Нет нужды напоминать общеизвестные факты многострадальной истории отечественной культуры, со всей очевидностью демонстрирующие губительное влияние власти на судьбы художников. К этой болевой проблеме можно, однако, подходить, так сказать, с двух сторон. Один подход — со стороны власти. Вывод, рождающийся при этом, неизбежно однозначен: тоталитаризму нет и не может быть никакого оправдания.
Другой подход — со стороны художника. И тут картина будет более многосоставной.
Существует воистину уникальный (и завершившийся трагически — иного быть и не могло) опыт попытки полного и добровольного подчинения художника власти. Это — Маяковский.
Новатор во всем, он полагал, что революция кладет конец извечному противостоянию художника и власти и рождает принципиально новую модель их сотрудничества. Обе ипостаси должны как бы слиться во имя решения задач государственного строительства. Есть политические властители. Но есть же и «властители дум»! Так почему же в новом обществе, провозглашающем самые справедливые принципы, не наступить этому заветному паритету?
«Моя революция!» — провозгласил Маяковский, и его громоподобный голос прозвучал, как выстрел «Авроры». Слово нового поэта не должно расходиться с делом. Поэтому футуристическое искусство провозглашается государственным и подчеркивается, что только футуризм может претендовать на столь престижную роль. «Агитатор, горлан, главарь», Маяковский приравнивает перо к штыку и отдает «Приказы по армии искусств». Ну и что, что никто не назначил его командиром? В пору революции власть берут в свои руки, как и поступили большевики. К ним в Смольный сразу и пришел Маяковский, чтобы выпускать «Окна РОСТА». Порой новая поэзия, по его мысли, могла даже как бы состязаться с политикой по силе своего воздействия на массы.
Постепенно взрывообразная революционная романтика уступала место более спокойной, планомерной работе. Маяковский с готовностью включается в нее, чтобы выполнять задания родной партии, народного правительства. Он не видит в этом решительно ничего зазорного. С присущим ему пафосом полемического преувеличения он, Поэт милостью божьей, заявляет вдруг: «Мне наплевать на то, что я поэт,» — и добавляет, что сознательно пошел в услужение к новой власти.

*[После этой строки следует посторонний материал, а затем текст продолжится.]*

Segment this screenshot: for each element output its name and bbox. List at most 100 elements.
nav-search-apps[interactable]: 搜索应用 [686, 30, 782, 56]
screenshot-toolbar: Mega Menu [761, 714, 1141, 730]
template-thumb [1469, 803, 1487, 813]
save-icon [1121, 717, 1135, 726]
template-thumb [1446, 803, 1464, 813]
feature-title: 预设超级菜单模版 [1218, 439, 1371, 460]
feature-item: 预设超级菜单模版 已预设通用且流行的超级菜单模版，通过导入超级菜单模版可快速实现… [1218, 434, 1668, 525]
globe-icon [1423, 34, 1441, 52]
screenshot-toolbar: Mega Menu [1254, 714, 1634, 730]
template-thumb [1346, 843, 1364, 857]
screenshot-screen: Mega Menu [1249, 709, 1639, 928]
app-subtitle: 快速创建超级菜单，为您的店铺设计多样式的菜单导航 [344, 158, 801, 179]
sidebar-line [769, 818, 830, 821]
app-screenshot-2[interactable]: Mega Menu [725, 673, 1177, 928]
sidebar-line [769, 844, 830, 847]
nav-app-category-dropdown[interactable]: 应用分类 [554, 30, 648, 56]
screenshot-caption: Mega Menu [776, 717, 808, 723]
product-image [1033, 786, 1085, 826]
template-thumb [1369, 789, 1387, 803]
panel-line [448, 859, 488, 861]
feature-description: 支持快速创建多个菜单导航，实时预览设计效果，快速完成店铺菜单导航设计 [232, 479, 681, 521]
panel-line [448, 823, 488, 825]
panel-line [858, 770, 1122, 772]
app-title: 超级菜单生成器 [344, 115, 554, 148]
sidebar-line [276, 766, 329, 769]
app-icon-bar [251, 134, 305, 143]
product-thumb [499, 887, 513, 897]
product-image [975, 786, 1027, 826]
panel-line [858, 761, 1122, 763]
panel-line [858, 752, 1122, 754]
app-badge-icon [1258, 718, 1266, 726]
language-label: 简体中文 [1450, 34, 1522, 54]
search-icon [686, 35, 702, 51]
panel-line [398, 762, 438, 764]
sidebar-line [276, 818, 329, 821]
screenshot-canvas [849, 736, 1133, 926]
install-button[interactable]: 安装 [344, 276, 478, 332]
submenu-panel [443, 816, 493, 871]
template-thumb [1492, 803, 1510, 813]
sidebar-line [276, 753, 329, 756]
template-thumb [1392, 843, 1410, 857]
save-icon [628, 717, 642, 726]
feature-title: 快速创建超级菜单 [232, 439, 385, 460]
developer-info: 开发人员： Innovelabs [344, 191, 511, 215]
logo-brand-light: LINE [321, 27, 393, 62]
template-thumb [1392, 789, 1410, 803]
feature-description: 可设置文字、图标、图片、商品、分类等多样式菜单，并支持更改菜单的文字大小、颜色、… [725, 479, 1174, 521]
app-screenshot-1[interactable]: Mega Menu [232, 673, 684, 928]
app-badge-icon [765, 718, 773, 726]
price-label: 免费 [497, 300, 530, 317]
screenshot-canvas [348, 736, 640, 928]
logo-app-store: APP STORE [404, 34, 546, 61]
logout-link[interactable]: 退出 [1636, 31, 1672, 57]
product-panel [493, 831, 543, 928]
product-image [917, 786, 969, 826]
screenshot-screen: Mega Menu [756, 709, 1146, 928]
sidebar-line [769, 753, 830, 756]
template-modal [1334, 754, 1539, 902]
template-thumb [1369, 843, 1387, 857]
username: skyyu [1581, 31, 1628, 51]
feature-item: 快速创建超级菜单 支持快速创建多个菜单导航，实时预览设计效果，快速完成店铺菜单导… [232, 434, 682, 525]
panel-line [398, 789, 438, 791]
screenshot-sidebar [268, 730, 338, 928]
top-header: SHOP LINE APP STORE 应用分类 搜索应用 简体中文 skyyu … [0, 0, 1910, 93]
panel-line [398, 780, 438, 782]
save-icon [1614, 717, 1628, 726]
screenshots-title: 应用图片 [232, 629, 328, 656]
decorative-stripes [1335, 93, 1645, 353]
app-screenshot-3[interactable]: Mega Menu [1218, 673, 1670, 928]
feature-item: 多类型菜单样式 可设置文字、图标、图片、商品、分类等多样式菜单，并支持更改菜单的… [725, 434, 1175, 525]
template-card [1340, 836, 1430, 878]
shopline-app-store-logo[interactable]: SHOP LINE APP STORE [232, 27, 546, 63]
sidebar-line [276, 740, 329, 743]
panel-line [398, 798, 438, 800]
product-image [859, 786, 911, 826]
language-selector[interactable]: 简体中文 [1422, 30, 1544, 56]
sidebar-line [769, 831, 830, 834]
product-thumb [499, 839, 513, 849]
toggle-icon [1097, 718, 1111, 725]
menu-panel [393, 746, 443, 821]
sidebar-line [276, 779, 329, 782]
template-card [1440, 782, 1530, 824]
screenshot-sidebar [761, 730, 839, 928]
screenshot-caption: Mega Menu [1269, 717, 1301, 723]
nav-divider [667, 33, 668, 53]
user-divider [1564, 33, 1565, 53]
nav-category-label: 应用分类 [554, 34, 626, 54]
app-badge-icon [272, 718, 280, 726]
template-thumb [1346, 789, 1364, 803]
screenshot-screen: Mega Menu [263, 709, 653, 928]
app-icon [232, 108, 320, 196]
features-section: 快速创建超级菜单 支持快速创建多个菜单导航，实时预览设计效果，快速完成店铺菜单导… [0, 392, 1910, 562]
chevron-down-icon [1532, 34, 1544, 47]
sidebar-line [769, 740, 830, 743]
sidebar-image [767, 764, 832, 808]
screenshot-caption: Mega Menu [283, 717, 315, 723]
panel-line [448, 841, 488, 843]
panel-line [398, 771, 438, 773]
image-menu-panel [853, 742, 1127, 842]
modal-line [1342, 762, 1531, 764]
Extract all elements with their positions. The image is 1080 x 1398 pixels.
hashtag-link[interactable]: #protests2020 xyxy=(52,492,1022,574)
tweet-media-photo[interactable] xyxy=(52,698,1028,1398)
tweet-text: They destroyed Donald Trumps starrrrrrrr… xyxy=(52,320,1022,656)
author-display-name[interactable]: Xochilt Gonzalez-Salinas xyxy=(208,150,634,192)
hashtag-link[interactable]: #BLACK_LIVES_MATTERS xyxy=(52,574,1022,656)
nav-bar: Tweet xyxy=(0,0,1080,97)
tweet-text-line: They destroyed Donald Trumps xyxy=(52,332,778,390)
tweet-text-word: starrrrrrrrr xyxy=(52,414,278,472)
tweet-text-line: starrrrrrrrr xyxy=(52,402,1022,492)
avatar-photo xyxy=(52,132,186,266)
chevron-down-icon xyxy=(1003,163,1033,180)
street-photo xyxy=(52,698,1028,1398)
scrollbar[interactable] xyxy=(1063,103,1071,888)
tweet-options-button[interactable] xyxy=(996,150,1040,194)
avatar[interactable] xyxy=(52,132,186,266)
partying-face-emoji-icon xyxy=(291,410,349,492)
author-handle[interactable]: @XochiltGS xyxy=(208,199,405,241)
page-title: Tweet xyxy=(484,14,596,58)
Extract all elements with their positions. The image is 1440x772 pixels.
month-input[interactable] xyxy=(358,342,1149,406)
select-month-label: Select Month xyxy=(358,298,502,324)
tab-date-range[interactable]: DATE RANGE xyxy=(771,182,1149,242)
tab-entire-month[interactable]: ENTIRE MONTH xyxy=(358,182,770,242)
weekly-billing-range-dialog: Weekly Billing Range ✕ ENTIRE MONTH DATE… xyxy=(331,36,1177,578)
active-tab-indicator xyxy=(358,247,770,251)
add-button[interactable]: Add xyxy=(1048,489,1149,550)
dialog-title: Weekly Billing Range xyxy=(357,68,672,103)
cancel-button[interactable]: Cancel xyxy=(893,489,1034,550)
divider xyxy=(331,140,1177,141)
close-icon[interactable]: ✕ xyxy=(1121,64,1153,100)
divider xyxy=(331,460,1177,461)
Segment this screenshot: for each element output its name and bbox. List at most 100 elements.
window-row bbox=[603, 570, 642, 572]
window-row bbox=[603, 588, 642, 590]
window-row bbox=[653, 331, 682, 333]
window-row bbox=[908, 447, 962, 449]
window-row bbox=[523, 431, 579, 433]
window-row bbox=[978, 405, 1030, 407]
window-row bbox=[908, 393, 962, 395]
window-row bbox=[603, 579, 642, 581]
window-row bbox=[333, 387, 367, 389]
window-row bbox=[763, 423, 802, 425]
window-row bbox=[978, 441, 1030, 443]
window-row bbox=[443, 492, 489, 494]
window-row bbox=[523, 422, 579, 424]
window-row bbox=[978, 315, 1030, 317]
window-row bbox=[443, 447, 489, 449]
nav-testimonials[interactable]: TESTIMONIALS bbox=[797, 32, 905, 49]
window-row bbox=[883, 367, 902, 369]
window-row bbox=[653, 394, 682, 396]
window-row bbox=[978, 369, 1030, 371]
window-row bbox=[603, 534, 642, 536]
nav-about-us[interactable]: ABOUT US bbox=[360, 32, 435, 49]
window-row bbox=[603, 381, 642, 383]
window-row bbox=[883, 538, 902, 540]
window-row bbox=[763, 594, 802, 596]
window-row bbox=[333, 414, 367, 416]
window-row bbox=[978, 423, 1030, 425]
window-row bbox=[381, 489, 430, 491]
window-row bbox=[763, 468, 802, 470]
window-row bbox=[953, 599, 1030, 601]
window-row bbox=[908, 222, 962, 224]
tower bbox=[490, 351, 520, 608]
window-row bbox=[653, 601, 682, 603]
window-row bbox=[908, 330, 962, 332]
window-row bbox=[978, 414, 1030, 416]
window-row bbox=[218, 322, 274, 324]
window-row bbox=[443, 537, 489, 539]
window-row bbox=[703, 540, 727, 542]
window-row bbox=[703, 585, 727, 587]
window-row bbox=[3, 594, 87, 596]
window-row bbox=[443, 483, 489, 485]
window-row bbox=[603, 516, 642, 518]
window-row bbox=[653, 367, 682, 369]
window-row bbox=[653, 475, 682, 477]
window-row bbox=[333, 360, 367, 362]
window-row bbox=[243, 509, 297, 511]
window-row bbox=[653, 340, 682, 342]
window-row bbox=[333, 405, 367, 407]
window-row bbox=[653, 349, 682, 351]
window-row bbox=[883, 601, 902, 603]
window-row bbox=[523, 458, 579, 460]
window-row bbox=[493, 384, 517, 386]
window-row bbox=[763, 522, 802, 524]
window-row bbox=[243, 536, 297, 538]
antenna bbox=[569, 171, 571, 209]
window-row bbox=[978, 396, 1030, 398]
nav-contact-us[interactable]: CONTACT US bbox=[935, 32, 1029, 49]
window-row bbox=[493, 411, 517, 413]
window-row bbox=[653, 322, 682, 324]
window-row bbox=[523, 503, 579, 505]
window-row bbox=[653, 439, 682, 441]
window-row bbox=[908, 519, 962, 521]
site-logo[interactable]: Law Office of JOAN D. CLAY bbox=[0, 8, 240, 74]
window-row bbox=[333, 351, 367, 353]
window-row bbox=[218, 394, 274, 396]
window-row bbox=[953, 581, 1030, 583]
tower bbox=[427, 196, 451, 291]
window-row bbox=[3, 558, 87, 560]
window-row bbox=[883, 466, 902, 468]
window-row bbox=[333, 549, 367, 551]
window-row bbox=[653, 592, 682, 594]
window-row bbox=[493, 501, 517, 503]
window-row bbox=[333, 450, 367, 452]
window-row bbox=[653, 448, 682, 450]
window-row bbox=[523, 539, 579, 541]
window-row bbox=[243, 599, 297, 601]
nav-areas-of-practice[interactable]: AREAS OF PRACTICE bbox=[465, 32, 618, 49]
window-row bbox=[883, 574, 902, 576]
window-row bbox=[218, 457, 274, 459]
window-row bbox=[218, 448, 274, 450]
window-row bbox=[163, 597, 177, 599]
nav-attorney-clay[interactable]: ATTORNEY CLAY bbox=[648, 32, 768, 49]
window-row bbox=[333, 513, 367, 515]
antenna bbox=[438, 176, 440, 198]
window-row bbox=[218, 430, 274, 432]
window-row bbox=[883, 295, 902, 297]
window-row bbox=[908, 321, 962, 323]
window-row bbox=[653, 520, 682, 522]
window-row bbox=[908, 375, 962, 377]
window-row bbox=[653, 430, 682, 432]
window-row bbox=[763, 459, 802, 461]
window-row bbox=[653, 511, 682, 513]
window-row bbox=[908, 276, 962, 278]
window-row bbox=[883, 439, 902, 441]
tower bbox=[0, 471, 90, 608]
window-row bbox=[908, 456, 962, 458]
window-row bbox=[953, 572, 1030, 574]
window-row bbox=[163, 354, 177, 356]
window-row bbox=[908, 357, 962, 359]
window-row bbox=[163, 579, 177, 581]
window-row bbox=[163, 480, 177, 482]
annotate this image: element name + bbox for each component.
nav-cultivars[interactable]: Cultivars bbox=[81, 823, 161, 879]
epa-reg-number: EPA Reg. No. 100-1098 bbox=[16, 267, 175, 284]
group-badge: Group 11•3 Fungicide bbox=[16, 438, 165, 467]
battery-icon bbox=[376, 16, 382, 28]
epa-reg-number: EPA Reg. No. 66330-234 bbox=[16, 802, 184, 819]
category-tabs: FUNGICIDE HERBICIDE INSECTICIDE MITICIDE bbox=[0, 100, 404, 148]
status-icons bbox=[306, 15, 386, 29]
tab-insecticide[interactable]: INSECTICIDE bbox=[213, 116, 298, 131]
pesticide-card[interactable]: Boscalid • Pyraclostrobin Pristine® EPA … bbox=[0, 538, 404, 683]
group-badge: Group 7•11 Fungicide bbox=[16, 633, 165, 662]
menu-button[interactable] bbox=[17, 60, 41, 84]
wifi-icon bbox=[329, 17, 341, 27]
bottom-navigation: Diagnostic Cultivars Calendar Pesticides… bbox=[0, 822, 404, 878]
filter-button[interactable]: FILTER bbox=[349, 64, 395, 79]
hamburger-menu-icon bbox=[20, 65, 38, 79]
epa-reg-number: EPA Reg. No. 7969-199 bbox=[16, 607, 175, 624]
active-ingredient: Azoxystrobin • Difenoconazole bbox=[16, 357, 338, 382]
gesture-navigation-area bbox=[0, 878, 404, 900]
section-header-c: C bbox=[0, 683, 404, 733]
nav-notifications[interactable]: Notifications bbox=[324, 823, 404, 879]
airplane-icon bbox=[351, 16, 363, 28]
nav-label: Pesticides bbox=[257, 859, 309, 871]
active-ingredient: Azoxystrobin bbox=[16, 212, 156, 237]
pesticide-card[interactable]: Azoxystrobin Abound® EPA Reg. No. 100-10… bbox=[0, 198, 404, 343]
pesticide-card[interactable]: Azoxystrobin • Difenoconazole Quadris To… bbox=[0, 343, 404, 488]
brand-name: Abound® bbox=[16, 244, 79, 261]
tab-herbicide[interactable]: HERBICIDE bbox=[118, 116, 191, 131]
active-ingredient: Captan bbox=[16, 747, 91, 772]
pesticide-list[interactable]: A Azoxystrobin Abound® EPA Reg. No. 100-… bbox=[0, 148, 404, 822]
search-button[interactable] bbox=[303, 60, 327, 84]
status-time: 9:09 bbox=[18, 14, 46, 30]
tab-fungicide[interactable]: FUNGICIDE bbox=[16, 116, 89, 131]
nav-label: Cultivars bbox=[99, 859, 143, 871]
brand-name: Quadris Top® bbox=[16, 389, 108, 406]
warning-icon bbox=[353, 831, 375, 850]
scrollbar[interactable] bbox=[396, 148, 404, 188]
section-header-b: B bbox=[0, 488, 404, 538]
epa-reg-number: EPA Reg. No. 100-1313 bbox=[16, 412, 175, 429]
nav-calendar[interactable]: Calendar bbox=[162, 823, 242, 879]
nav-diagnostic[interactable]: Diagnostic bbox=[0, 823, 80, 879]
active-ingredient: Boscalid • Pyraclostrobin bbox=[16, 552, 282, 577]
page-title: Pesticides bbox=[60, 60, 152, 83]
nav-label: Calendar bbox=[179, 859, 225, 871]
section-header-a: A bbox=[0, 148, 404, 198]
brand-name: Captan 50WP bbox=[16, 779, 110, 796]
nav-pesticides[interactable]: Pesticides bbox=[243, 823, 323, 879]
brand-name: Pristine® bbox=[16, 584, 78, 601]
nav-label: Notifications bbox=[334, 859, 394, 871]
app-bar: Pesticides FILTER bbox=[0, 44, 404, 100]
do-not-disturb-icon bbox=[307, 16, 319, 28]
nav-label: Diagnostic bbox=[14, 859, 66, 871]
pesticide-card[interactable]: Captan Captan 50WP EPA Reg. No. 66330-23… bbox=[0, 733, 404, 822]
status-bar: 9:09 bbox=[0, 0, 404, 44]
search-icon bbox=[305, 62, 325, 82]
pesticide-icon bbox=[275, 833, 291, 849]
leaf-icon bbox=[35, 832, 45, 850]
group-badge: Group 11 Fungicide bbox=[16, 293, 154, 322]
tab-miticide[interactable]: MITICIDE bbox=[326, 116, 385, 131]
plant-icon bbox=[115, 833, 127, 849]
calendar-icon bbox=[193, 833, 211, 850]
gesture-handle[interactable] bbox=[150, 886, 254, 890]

Рвавшийся «в завтра, вперед», он не догадывался, какой сюрприз подстерегает его на избранном пути и какой крутой поворот сделает сам этот путь.
Кто, как не он, невиданный еще в истории поэт-новатор, отличался воистину лица не общим выраженьем? И к поддержанию этой «необщности» стремился постоянно — иначе перестал бы быть самим собой. А куда двигалась политика? К унификации. К выработке жесткой иерархии единого стиля не только мышления, но и поведения, своего рода государственного этикета. Тут нельзя было «позволить себе». В лучшем случае позволять тебе могли другие. А он, утопист-романтик, посягал на то, чтобы установить никогда еще в мире не существовавший паритет: политика и поэзия должны, как партнеры, работать на равных. Но какая же власть когда-нибудь пойдет на это?